Anything you want to know,”’ Furman told the Journal & Courier in 2015. ‘Has he?

Not really.

He doesn’t seem to want to ask much…too painful or something, I guess.’ The words spoke of a man who had found his family but not necessarily his peace.

The Daily Mail understands the now-76-year-old still lives near Furman, who is in his 80s, in a church-sponsored apartment.

After finally reclaiming his identity and Social Security number, Powell worked for several years at a convenience store before retiring due to health issues.

Neither of the brothers is particularly mobile, making visits hard to organize, but they do stay in touch whenever they can.

The bond between them, though fractured by time and trauma, has endured.

It is a bond that speaks of resilience, of love, and of the enduring power of family.

Powell’s lost memories have never returned.

The past remains a shadow that lingers at the edges of his mind, a part of him that he may never fully reclaim.

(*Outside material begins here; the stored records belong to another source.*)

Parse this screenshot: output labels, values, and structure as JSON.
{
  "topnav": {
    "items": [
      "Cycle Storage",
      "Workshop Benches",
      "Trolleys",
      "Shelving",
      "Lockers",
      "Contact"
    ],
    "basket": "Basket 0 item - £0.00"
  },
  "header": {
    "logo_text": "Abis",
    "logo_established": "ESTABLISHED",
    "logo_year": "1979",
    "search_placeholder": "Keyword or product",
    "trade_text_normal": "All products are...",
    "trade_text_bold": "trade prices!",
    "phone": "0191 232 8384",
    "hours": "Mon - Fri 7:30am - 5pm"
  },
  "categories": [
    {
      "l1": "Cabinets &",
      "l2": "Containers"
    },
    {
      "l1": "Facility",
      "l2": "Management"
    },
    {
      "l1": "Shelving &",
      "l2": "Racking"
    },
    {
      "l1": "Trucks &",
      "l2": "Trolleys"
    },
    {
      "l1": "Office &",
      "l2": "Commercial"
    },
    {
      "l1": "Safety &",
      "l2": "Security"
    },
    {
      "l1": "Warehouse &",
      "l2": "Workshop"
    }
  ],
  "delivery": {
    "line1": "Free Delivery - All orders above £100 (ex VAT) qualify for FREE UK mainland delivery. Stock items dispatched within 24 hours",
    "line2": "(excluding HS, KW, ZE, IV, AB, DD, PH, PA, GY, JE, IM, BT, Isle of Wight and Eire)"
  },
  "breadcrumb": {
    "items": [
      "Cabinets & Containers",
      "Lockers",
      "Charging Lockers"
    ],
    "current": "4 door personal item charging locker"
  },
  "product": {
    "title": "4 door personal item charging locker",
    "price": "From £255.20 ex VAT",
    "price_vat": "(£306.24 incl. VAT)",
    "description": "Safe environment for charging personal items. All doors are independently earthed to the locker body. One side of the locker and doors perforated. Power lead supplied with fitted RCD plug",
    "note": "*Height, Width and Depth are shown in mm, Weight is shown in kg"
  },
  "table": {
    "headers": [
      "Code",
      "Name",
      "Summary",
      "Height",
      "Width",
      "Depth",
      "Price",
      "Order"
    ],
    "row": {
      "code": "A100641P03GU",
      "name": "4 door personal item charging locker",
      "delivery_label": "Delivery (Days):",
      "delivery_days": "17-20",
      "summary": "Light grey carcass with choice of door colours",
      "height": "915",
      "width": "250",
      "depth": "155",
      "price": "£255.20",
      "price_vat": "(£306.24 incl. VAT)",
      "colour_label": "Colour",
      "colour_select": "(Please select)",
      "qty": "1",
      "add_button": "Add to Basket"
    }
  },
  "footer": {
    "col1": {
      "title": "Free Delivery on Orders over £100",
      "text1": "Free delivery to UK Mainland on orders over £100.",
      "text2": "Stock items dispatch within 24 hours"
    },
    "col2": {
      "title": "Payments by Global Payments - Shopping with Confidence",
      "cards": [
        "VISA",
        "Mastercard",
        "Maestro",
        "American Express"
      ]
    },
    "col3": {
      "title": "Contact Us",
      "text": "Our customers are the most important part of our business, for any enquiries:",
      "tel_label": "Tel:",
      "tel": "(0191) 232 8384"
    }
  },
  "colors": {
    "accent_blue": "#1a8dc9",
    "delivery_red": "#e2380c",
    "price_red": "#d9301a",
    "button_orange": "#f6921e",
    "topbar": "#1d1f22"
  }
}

Moore said that, at the very least, she hopes he found peace in the latter stages of his life after so many years of strife. ‘He was suffering when he was Benjaman Kyle, so I hope that his life got easier, he was able to make friends, live a comfortable life and reconnect with his family.’ The words are a prayer for a man who had spent so much of his life searching for something he could not name, and for a family that had spent decades waiting for him to return.